Relativamente à, pouco frequente, ideia de “quarto máximo”, podemos visar a noção ou a “figura” do pequeno apartamento em um único espaço principal marcado por com continuidades visuais caracterizadoras, ainda que, eventualmente, parcialmente repartido em subespaços; e aqui facilmente poderemos imaginar uma unidade do tipo “T0”, que pode ter uma pequena bancada de cozinha, uma boa casa de banho e um conjunto de diversos subespaços razoavelmente caracterizados. E continuando a avançar nesta ideia pode-se considerar como sendo, de certa forma, facultativa/opcional a maior ou menor autonomia desta unidade (pequeno apartamento espacialmente compacto): (i) numa habitação (que ela própria pode ser funcional e ambientalmente muito diversificada), (ii) ou, directamente, num edifício multifamiliar, que pode ter, ou não, espaços, equipamentos e serviços comuns bem desenvolvidos.  
Já poderemos considerar que a capacidade e diversidade de agregação do “quarto mínimo” é, claramente, mais limitada, dirigindo-se, designadamente, para quadros de habitação também mínima, e para situações específicas em que quartos razoavelmente mínimos se agregam, quer em unidades habitacionais especializadas e, por exemplo, dedicadas a pequenos grupos de pessoas idosas ou de jovens, quer em equipamentos específicos e especializados, como hospitais e prisões – estas são matérias bem distintas, mas ambas extremamente especializadas.
E julga-se valer a pena desenvolver este perfil de reflexão, pois no caso da unidade de quarto maximizada ela pode constituir um elemento extremamente maleável na geração de novas tipologias edificadas e funcionalmente mistas (habitação e equipamentos), enquanto no caso da unidade de quarto minimizada ela pode ser um caminho interessante para a disponibilização de um expressivo “maior número” de espaços realmente individualizados, privatizados e bem apropriáveis, integrados em soluções de equipamentos que, de outro modo, continuariam a apostar em quartos para duas, três e até mais pessoas, situação esta que parece poder ser adequada em casos excepcionais , mas não por regra, pois anula muitas das adequadas condições de direito à privacidade pessoal e de adequada apropriação espacial e ambiental.

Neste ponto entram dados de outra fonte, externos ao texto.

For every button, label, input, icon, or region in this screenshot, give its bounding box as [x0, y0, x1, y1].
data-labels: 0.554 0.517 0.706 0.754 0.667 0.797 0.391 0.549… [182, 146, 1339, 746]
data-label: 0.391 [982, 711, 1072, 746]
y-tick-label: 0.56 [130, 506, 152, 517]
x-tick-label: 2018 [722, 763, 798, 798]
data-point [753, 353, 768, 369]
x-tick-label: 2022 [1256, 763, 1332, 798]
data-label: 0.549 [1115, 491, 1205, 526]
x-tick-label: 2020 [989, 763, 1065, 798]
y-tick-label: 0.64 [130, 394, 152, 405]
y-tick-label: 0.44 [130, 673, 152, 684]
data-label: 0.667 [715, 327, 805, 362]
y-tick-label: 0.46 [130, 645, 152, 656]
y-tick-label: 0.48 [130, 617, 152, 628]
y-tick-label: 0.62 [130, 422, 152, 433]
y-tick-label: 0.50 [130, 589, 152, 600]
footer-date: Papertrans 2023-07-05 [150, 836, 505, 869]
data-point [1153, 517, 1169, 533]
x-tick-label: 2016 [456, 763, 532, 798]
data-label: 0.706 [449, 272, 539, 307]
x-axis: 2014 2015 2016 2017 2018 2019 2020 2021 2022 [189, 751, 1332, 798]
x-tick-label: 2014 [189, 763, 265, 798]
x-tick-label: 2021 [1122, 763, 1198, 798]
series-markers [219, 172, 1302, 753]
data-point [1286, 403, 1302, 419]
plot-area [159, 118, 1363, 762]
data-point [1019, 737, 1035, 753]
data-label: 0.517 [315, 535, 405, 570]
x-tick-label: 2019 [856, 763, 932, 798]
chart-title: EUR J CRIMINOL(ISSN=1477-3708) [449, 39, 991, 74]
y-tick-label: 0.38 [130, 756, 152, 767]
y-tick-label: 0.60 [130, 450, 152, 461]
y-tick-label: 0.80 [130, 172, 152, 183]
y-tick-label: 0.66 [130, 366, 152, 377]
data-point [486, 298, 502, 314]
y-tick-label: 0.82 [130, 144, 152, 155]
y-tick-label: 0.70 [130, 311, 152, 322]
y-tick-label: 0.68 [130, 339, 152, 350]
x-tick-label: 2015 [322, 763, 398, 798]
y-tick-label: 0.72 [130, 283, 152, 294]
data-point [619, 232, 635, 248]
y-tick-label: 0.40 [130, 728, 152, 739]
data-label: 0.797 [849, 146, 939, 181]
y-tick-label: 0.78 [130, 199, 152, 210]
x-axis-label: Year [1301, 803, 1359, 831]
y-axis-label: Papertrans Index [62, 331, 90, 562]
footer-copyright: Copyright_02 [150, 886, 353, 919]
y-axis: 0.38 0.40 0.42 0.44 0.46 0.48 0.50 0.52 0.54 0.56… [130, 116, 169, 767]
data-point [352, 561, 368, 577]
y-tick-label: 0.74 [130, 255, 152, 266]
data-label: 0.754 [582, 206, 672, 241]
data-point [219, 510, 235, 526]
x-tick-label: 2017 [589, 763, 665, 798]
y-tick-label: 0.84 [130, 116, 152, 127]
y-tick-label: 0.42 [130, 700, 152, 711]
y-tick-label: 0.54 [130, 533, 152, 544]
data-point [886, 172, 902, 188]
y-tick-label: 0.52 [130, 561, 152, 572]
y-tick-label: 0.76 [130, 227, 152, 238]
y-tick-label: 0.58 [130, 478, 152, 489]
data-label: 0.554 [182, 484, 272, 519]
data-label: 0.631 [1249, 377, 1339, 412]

O quarto como espaço mínimo

Globalmente julga-se que mesmo uma pequena “cela” individual (uma cela que pode ser de um monge ou de um recluso, por exemplo), desde que extremamente bem projectada e pormenorizada (espaço, pormenor, ergonomia, conforto ambiental, relações espaciais, cor, mobiliário, “carácter”, etc.), e desde que integrada num “complexo” que disponha de adequados espaços, equipamentos e serviços comuns  – e aqui a referência a “adequação” é muito específica e poderá ser muito especializada e exigente em aspectos bem distintos dos aspectos da agradabilidade doméstica, aqui abordados, como acontecerá no caso de um estabelecimento prisional (mas nem por isso há que pôr de lado a referida condição do “bom projecto” dos respectivos espaços de cela e comuns) –, será, sempre, mais humana para uma pessoa isolada, do que a “convivência” forçada em espaços, relativamente, maiores, mas partilhados; onde ou ninguém pode exprimir a sua individualidade, ou alguém irá fazê-lo e assim acabar por sobrepor-se à individualidade dos outros.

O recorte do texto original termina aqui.